Powering the Planet

The number of humans on Earth has now passed seven billion. And world energy usage is estimated to inflate more than 25% during the next 15 years, and probably will nearly double by the year 2050. But how much energy we need to exploit, and how we extract it, relies upon the decisions we make now. And those energy decisions have effects on Earth's climate. We already see the possibilities of the 21st century renewable energy. But, today, most of the big and powerful nations still heavily depend on 19th century technologies.

Some creative strategies demonstrate that wind can supply entire communities with power. And control, conservation and effectiveness can cut projected world energy requirements 30% by 2030. But how to achieve that on a massive scale? That's not just a scientific issue, but relies upon political, economic, cultural, national, and security decisions made by real people living in the real world.

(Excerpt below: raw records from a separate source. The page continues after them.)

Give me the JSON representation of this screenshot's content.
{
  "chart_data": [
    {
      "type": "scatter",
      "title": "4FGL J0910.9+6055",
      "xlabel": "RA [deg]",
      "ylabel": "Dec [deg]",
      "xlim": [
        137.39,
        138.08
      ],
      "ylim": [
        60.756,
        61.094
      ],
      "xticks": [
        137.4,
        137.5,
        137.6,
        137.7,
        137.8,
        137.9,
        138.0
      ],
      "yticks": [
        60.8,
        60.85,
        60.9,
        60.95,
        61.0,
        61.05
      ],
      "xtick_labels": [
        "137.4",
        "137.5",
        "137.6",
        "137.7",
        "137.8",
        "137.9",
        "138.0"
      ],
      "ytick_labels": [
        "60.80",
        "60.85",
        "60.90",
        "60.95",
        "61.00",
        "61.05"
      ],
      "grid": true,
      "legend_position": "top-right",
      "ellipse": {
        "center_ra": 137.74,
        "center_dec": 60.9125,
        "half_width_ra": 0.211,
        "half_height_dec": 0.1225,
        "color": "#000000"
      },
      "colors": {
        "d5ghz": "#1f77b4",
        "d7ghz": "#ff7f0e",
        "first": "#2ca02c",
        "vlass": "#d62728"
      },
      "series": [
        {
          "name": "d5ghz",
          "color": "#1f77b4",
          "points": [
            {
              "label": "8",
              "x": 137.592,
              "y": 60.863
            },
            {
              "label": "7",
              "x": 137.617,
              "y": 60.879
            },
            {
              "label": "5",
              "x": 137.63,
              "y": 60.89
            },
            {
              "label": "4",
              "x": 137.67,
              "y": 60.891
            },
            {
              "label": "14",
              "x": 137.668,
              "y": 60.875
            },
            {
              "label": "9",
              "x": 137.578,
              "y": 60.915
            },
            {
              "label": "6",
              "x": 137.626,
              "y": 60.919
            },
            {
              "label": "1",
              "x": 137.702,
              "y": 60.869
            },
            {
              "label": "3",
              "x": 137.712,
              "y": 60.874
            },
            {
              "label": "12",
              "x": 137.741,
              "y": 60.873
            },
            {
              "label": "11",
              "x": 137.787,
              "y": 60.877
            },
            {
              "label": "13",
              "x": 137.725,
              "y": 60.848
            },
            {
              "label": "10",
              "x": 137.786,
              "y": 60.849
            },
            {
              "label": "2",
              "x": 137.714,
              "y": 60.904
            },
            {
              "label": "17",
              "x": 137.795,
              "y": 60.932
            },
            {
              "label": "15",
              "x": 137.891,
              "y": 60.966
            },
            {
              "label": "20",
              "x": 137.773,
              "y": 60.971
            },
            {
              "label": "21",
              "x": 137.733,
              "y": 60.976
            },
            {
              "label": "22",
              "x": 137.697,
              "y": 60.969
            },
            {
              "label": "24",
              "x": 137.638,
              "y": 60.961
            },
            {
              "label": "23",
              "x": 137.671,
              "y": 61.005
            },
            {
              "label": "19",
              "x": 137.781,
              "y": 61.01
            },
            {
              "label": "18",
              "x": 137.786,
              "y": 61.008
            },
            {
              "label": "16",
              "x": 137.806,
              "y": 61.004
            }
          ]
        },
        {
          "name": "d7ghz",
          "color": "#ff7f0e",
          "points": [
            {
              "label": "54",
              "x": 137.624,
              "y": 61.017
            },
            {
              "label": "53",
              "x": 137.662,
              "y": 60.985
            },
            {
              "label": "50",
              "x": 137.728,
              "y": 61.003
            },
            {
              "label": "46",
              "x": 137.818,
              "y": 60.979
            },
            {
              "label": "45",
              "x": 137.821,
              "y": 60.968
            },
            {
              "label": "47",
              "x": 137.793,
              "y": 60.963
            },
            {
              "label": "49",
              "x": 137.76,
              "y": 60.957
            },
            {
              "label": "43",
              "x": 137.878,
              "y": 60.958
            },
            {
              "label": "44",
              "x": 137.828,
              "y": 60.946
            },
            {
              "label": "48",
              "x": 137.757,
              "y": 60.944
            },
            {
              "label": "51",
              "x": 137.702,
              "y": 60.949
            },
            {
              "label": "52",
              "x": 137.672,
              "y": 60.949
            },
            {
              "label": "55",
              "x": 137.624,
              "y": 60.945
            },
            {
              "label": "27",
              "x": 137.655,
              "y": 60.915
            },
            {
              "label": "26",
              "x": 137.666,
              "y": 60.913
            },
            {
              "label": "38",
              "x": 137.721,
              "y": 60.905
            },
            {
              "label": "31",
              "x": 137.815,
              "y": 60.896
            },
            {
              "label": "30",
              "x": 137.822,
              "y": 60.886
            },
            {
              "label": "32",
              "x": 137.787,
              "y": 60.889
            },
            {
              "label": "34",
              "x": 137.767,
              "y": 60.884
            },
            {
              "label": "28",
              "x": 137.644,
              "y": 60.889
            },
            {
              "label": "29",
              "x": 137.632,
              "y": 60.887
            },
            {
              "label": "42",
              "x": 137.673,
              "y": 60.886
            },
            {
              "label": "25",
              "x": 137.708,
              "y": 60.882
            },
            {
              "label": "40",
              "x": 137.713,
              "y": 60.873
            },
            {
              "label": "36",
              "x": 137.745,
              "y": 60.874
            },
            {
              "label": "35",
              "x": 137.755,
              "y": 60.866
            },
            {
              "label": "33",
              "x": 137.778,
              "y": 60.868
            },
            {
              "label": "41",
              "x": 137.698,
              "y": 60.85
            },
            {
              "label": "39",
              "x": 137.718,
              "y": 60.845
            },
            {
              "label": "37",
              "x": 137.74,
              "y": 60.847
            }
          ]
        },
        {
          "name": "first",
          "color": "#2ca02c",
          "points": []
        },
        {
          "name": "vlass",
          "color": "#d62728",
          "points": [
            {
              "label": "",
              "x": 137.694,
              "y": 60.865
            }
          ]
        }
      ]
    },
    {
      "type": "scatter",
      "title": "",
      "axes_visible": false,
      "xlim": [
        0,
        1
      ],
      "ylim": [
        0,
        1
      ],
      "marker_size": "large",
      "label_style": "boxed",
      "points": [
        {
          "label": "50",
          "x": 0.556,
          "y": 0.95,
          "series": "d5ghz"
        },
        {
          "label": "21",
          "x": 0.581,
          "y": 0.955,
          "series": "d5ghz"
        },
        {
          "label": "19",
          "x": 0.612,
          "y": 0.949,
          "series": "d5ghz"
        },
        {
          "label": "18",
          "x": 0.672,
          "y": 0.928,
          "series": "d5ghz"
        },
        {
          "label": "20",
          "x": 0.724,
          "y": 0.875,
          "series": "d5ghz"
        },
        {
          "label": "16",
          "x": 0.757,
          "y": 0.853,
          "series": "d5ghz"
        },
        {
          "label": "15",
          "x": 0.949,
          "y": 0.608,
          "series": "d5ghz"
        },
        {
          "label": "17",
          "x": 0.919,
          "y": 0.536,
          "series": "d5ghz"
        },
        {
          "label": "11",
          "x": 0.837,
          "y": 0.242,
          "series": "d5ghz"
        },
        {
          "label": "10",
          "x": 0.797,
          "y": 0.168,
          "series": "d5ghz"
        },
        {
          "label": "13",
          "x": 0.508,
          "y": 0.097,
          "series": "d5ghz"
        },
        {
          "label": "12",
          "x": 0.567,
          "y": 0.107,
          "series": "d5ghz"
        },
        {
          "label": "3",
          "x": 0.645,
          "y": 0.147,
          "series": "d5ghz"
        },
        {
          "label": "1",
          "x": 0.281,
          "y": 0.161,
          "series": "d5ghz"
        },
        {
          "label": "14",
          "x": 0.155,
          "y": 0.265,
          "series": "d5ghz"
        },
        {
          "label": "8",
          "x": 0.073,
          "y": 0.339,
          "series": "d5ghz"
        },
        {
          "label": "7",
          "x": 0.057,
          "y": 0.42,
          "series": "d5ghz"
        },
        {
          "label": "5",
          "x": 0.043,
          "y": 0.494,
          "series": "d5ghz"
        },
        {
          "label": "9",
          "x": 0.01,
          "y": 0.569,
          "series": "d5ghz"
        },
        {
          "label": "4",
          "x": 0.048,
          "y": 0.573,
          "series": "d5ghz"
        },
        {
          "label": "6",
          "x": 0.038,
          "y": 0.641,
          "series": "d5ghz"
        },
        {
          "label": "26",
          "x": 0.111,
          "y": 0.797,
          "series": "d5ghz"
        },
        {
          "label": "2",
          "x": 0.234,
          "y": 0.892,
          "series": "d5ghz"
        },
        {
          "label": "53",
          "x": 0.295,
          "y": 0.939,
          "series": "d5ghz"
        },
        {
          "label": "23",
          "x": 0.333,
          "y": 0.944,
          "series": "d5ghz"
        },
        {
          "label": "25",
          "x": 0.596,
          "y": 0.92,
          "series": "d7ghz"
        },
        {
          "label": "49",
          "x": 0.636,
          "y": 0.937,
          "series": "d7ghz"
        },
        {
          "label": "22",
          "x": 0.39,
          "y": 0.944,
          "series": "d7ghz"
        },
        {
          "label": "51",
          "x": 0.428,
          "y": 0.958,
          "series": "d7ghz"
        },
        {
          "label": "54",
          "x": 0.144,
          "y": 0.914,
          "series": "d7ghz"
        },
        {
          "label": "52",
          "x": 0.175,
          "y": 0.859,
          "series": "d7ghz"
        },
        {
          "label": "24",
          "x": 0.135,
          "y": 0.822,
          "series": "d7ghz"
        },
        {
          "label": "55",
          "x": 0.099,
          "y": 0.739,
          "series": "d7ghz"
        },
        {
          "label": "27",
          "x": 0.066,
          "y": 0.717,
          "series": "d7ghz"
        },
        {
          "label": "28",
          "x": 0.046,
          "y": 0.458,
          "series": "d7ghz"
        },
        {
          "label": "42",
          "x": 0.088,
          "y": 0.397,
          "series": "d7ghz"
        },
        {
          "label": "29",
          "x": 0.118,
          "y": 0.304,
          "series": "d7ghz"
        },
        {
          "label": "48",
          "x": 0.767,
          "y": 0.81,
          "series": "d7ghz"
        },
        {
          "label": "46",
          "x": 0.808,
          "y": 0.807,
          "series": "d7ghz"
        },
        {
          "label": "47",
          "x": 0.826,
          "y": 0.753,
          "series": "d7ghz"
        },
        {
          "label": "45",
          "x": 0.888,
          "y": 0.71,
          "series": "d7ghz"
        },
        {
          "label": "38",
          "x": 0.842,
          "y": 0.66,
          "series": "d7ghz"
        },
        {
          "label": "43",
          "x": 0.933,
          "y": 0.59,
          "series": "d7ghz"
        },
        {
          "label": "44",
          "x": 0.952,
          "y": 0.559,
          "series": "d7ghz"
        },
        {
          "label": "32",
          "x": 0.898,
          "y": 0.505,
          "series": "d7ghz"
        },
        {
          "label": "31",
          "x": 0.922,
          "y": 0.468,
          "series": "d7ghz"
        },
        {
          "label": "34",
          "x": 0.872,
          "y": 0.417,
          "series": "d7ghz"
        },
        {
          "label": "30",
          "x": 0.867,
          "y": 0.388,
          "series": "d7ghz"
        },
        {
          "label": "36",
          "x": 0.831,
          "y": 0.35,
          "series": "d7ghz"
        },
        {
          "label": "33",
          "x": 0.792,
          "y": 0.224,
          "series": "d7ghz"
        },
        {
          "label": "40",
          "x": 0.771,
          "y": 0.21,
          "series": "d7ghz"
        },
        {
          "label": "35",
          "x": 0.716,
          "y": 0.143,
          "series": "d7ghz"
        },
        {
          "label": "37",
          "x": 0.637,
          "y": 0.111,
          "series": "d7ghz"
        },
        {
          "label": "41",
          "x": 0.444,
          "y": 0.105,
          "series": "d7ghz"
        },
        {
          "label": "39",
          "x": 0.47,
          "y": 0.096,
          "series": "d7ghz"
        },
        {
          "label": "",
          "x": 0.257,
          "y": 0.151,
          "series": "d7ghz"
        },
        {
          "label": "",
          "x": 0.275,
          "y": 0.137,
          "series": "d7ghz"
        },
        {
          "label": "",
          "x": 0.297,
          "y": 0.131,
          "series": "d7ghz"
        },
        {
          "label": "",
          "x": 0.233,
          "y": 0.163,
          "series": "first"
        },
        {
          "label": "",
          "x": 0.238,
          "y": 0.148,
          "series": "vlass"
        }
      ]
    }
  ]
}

Geologist Richard Alley is one of the many climate authorities who accepts the fact that the ongoing human energy models on Earth are warming the planet. But he also believes that the answers are out there... in the wind, in the sun, and in the heads of the scientists, discoverers, designers, architects and engineers.

Planet Earth is flooded with inexhaustible energy. The oceans conserve heat and produce wave and tidal power. Plants harvest sunlight and accumulate its energy in various forms. The Sun heats the atmosphere and therefore generates wind which we can exploit. But the largest and most hopeful energy source is the Sun itself.

Sunlight bathing the Earth's crust offers about 120,000 terawatts. If the Sun's energy were disseminated evenly around the world, it would average around 240 watts per square meter. Frank Shuman was the first scientist who, around 1910, invented machinery that could focus sunlight on metal tubes, heat liquid, and run a steam turbine. The steam drove a 75 horsepower engine that pumped water from a river to irrigate the soil.